Pemeriksaan laboratorium yang membedakan tumor jinak dan ganas tiroid
belum ada yang khusus, kecuali kanker meduler, yaitu pemeriksaan kalsitonon
dalam serum. Pemeriksaan T3 dan T4 kadang-kadang diperlukan karena pada
karsinoma tiroid dapat terjadi tiroktositosis walaupun jarang. Human Tiroglobulin
(HTG) Tera dapat dipergunakan sebagai tumor marker dan kanker tiroid
diferensiasi baik. Walaupun pemeriksaan ini tidak khas untuk kanker tiroid,
namun peninggian HTG ini setelah tiroidektomi total merupakan indikator tumor
residif atau tumbuh kembali (barsano). Kadar kalsitonin dalam serum dapat
ditentukan untuk diagnosis karsinoma meduler.
2. Radiologis
a. Foto X-Ray
Pemeriksaan X-Ray jaringan lunak di leher kadang-kadang diperlukan
untuk melihat obstruksi trakhea karena penekanan tumor dan melihat
kalsifikasi pada massa tumor. Pada karsinoma papiler dengan badan-badan
psamoma dapat terlihat kalsifikasi halus yang disertai stippledcalcification,
sedangkan pada karsinoma meduler kalsifikasi lebih jelas di massa tumor.
Kadang-kadang kalsifikasi juga terlihat pada metastasis karsinoma pada
kelenjar getah bening. Pemeriksaan X-Ray juga dipergunakan untuk survey
metastasis pada pary dan tulang. Apabila ada keluhan disfagia, maka foto
barium meal perlu untuk melihat adanya infiltrasi tumor pada esophagus.
b. Ultrasound
Ultrasound diperlukan untuk tumor solid dan kistik. Cara ini aman dan
tepat, namun cara ini cenderung terdesak oleh adanya teknik biopsy aspirasi
yaitu teknik yang lebih sederhna dan murah.
c.
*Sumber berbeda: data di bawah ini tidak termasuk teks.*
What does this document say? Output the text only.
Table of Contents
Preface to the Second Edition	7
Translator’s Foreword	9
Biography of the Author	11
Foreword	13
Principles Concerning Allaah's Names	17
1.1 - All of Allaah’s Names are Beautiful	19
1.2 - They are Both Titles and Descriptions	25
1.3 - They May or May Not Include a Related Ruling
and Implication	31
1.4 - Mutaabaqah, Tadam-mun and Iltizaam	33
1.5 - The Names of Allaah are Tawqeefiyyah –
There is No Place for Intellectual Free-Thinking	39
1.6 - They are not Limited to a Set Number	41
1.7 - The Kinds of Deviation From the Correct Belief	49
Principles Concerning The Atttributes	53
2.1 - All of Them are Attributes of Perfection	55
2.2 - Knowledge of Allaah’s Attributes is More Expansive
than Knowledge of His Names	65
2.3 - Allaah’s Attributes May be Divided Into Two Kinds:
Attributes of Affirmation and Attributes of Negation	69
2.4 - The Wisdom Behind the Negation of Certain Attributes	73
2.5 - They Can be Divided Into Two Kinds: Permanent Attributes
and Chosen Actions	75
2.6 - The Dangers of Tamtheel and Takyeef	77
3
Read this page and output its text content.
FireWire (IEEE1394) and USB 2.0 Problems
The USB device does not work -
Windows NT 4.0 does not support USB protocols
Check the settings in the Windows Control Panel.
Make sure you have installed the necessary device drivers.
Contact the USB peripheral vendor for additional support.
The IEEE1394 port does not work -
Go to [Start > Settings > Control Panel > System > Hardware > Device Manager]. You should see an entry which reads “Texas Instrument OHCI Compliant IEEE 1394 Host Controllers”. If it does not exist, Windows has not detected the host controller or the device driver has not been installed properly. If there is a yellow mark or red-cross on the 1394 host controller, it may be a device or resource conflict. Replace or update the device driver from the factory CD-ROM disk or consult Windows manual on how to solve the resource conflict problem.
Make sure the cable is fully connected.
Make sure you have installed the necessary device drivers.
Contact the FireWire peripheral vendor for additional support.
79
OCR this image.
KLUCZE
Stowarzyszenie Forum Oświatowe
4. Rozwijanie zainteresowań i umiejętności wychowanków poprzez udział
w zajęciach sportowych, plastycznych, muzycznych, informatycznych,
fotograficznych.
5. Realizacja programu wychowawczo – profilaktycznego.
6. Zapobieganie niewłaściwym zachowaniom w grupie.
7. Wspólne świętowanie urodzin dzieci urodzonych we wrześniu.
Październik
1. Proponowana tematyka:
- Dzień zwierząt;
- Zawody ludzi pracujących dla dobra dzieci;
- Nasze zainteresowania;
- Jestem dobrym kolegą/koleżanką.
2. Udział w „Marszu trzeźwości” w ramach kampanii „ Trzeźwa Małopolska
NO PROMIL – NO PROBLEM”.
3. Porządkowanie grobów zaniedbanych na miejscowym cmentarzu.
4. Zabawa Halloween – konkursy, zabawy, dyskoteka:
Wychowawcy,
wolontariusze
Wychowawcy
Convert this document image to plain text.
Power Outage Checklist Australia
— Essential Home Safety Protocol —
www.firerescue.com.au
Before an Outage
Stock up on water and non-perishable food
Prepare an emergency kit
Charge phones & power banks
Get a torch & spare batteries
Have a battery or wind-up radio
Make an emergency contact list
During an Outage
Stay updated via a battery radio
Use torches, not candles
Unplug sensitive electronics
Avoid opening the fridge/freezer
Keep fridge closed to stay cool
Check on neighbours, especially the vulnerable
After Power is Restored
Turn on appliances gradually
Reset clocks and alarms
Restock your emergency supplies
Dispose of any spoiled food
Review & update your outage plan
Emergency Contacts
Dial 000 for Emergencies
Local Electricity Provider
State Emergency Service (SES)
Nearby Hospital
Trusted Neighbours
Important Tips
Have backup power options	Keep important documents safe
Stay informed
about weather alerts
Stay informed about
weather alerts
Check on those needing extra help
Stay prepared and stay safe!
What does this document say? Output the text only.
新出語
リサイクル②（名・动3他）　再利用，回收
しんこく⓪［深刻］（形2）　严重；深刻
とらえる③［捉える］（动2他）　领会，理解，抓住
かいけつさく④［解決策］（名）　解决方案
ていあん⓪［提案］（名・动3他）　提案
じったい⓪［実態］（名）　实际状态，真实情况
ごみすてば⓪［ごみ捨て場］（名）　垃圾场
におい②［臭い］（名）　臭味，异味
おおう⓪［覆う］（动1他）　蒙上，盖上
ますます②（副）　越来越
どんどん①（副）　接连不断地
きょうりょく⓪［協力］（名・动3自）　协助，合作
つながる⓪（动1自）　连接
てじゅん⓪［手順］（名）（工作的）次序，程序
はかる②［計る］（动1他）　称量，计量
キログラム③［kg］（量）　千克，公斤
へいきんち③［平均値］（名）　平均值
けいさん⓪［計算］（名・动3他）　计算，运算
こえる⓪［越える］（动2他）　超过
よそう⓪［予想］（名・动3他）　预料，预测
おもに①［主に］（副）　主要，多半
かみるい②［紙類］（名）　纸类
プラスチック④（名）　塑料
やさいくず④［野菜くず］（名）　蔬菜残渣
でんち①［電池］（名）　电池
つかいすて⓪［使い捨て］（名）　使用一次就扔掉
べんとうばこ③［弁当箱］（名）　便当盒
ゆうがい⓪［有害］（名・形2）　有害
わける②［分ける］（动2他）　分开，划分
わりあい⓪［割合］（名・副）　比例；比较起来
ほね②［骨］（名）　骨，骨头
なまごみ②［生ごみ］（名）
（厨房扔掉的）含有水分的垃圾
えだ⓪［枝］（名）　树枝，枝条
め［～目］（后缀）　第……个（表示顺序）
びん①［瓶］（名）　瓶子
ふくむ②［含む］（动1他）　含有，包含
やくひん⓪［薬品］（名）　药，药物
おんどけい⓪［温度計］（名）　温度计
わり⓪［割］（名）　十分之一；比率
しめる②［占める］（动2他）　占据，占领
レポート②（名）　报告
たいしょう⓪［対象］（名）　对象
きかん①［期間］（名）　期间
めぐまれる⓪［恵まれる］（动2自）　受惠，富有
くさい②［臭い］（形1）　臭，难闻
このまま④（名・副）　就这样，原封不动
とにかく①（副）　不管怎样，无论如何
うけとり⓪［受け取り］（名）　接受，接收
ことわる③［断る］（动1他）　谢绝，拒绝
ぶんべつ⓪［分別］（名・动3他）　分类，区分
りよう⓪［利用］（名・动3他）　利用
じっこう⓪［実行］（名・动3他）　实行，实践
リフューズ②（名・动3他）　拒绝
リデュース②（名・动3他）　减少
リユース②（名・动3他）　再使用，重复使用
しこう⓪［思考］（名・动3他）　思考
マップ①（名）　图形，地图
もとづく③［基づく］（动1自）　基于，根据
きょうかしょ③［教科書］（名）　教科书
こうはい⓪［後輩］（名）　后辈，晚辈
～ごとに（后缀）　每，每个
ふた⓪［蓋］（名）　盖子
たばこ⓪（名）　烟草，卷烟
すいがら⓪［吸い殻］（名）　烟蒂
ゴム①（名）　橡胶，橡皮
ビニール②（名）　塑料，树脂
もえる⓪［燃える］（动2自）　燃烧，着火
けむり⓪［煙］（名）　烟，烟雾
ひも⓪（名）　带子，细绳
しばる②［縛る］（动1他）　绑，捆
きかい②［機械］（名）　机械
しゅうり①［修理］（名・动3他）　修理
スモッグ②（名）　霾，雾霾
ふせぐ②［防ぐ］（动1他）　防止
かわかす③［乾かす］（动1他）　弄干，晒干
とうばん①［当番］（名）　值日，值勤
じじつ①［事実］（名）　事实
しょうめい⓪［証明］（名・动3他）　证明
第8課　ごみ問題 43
Computerized Tomografi
CT-Scan dipergunakan untuk melihat prluasan tumor, namun tidak
dapat membedakan secara pasti antara tumor ganas atau jinak untuk kasus
tumor tiroid
d. Scintisgrafi
Dengan menggunakan radio isotropic dapat dibedakan hot nodule dan
cold nodule. Daerah cold nodule dicurigai tumor ganas. Teknik ini
dipergunakan juga sebagai penuntun bagi biopsy aspirasi untuk memperoleh
specimen yang adekuat.
3. Biopsi Aspirasi
Pada dekade ini biopsy aspirasi jarum halus banyak dipergunakan sebagai
prosedur diagnostik pendahuluan dari berbagai tumor terutama pada tumor tiroid.
Teknik dan peralatan sangat sederhana , biaya murah dan akurasi diagnostiknya
tinggi. Dengan mempergunakan jarum tabung 10 ml, dan jarum no.22 – 23 serta
alat pemegang, sediaan aspirator tumor diambil untuk pemeriksaan sitologi.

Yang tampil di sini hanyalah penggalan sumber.